Quando facevamo i Dialoghi Bocca si teneva coperto sui suoi giornali. Ma una volta sbottò contro Zanetti direttore de L’espresso. Io registrai diligentemente e scrissi. Una mattina alle sei squilla il telefono. Vado a rispondere tutto insonnolito. “Ma che cazzo hai scritto”. “Ma quello che mi hai detto tu, Giorgio. E poi è la verità”. “Se tu, alla tua età, non hai ancora capito che non si può dire sempre la verità sei un cretino”. E buttò giù la cornetta. Questa frase, detta da chi era considerato uno dei più coraggiosi giornalisti italiani, mi colpì. Ma avrei dovuto tenerla in maggior conto e mi sarei evitato tanti odii, esclusioni, fastidi.
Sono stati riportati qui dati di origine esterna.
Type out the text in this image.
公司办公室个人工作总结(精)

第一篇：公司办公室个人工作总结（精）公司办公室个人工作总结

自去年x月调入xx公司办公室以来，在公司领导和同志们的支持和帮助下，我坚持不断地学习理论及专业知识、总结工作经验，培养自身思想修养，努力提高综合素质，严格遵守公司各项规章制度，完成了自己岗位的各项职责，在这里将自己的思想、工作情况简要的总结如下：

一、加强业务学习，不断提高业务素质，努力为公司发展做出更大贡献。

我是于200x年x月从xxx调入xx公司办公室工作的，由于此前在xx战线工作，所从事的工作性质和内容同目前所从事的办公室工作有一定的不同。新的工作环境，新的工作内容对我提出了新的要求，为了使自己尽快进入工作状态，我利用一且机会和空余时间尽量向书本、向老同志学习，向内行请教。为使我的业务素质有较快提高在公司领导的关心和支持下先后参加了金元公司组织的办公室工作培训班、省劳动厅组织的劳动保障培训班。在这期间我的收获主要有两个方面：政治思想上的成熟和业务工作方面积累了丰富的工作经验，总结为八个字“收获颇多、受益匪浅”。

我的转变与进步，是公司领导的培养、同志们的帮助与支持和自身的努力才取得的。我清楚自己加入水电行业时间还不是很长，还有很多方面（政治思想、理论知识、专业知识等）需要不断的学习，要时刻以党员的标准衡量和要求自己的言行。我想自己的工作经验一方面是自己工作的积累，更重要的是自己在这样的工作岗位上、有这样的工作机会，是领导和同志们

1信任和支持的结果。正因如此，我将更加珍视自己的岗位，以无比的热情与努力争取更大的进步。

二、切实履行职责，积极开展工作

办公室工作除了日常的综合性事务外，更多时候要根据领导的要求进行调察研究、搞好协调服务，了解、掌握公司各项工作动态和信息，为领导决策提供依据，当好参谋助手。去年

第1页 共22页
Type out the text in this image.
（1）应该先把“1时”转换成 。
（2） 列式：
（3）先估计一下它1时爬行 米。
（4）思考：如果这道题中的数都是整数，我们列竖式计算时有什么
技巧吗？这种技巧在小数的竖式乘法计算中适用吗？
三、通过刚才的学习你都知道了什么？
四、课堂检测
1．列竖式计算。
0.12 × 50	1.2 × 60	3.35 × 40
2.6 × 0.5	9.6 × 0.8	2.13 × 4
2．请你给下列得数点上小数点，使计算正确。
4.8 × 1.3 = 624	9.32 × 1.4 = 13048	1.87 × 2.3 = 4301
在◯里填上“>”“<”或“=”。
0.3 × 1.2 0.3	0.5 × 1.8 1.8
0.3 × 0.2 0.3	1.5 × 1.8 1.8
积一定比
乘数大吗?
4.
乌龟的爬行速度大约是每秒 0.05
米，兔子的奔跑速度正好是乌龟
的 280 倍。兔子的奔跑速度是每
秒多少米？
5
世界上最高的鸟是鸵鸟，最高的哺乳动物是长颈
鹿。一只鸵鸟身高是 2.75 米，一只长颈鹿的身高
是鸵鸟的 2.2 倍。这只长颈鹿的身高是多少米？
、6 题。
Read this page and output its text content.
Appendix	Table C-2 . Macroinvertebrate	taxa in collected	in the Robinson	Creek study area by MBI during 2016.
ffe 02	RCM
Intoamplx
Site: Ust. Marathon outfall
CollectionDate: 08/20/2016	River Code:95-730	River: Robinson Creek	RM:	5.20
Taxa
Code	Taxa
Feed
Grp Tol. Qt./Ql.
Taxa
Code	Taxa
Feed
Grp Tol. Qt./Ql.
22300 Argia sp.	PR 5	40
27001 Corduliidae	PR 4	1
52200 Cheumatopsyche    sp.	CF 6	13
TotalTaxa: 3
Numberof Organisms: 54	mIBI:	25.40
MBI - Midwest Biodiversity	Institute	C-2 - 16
I miei rapporti con Bocca son sempre stati alla pari. Non si poneva come fratello maggiore. Gli insegnamenti me li dava col suo pragmatismo scevro da ogni sentimentalismo. Una volta mi disse: “Sai, ho capito che dopo una certa età se vuoi l’affetto devi pagartelo” (e intendeva l’affetto, non il sesso). A me che stavo allora con una donna bella e affascinante, “la morona” come la chiamava lui affettuosamente, sembrava una posizione troppo cinica. Quando ebbi l’età che aveva lui allora, capii che aveva ragione.

Bocca sulla pagina è rimasto lucido quasi fino all’ultimo, ma fisicamente era crollato. Credo che definitivo sia stato il trasloco dalla storica abitazione di via Bagutta alla più residenziale via De Grassi. In via Bagutta poteva scendere in strada, parlare col formaggiaio, col fruttivendolo, avere ancora una parvenza di vita sociale. In via De Grassi i negozi erano diventati troppo lontani, per lui irraggiungibili. Di questo tracollo credo di poter dare una testimonianza. Ero andato a trovarlo in via Bagutta con una bottiglia di rosso che ci scolammo di nascosto dalla Giacomoni. Io avevo passato i sessant’anni quindi lui doveva viaggiare verso gli 85 e oltre. Mi mise le mani sulle spalle. “Sei ancora solido”. Ma anche la sua presa era solida. Poco tempo dopo in via De Grassi Bocca, “il robusto”, era diventato un omarino che chiunque avrebbe potuto spazzar via con un soffio.

Massimo Fini

L’ultima volta che ho incontrato Bocca è stato a casa sua. Lui era vigile, ma preferì far parlar noi, Silvia e io. In quel pomeriggio luminoso, d’inizio estate, tutti e tre ci rendevamo conto, anche per quel sole spavaldo fatto per altre età, di essere dei sopravvissuti. Bocca si è alzato per congedarsi. Gli ho chiesto: “Giorgio, hai più di novant’anni, che cosa pensi della tua vita?”. “Penso che, tutto considerato, mi è andata bene”.